Les dépenses des pays européens sont passées de 1,6 % du PIB en moyenne en 2020 à près de 2 % en 2024, avec des disparités notables entre les États. Ceux situés à proximité de la Russie, comme les États baltes (Estonie, Lettonie) et la Pologne, ont alloué plus de 3 % de leur PIB à la défense en raison de la perception d’une menace directe. À l’inverse, des pays plus éloignés et disposant de ressources budgétaires plus limitées, tels que l’Espagne et le Portugal, ont consacré moins de 1,5 % de leur PIB à cet effort.
 

L’augmentation des budgets militaires depuis l’invasion de l’Ukraine se reflète directement dans le carnet de commandes et le chiffre d’affaires des entreprises de défense européennes. Pour les cinq principaux acteurs cotés en bourse, dont plus de 70 % du chiffre d'affaires sont liés à la défense, les commandes ont progressé à un rythme annuel moyen de 15 % entre 2020 et juin 2024. Cette croissance a été particulièrement forte pour les armements destinés à la guerre conventionnelle de haute intensité, tels que les munitions, l’artillerie et les blindés. Ces équipements avaient été sous-financés en Europe, aucun pays n’ayant anticipé un conflit terrestre de grande ampleur. Jusqu’ici, les États avaient plutôt concentré leurs efforts sur les technologies militaires d’avenir, comme les drones et robots autonomes, les armes hypersoniques, la cyberdéfense et les capacités offensives numériques.
 

L’incertitude concernant le soutien militaire américain a été un autre catalyseur ces derniers mois, incitant les membres européens de l’OTAN à accroître leurs propres dépenses de défense.
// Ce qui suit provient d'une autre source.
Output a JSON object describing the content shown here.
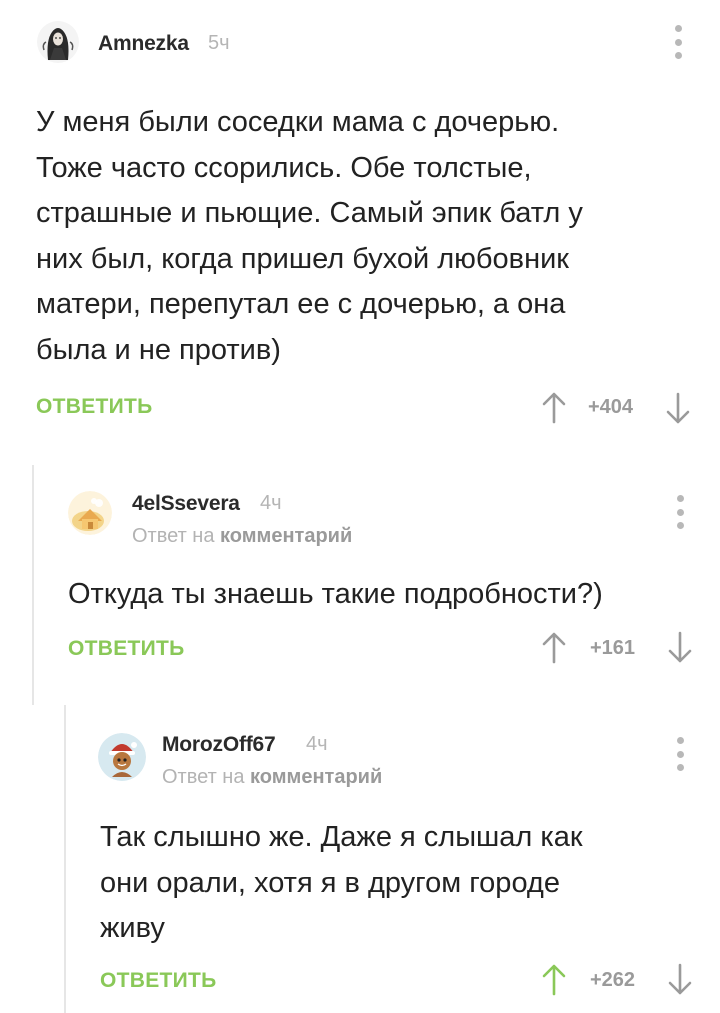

De plus, la récente suspension de l’aide militaire des États-Unis à l’Ukraine, ainsi que l’éventualité de coupure du réseau de satellites en orbite terrestre basse (LEO) Starlink pour l’armée ukrainienne, ont mis en évidence la dépendance stratégique de l’Europe vis-à-vis d’infrastructures satellitaires non européennes.
 

Ces événements renforcent la nécessité de développer un réseau de satellites européen pour garantir l’autonomie et la sécurité des communications militaires. Dans ce cadre, les pays européens avancent sur des projets comme la constellation IRIS (Infrastructure pour la Résilience, l’Interconnectivité et la Sécurité par Satellite), destinée à fournir des communications sécurisées et résilientes, indépendantes des systèmes américains. Le consortium SpaceRISE, chargé de l’acquisition, de la construction et de l’exploitation d’IRIS, regroupe des opérateurs satellitaires (Eutelsat, SES, Hispasat) ainsi que des acteurs majeurs du secteur spatial (Airbus, Thales Alenia Space, etc.). Doté d’un budget de 10,6 milliards d’euros, ce projet est financé à 60 % par l’Union européenne et à 40 % par les membres du consortium. Il constitue une illustration supplémentaire de la quête de souveraineté que nous mettons en avant dans nos Perspectives Économiques et Financières.
 

Dans cette optique, les dépenses de défense des États européens devraient continuer de croître entre 2025 et 2030. Plusieurs développements récents devraient non seulement faciliter l’augmentation des budgets militaires, mais aussi dynamiser les programmes d’investissement des entreprises du secteur.
 

La Commission européenne a récemment dévoilé le plan de défense « ReArm », qui pourrait mobiliser 800 milliards d’euros pour réarmer le continent. Ce plan permettrait aux 27 États membres d’augmenter leurs dépenses de défense d’une moyenne de 1,5 % du PIB sans être soumis à un processus de déficit excessif, offrant ainsi une marge budgétaire de 650 milliards d’euros sur les quatre prochaines années.
En complément, l’Union européenne prévoit la création d’un nouvel instrument financier débloquant 150 milliards d’euros de prêts aux États membres pour investir dans les systèmes d’artillerie, les munitions, les missiles, la défense antiaérienne, les drones et les dispositifs antidrones. Ce fonds vise également à répondre aux besoins stratégiques en cybersécurité et en mobilité militaire.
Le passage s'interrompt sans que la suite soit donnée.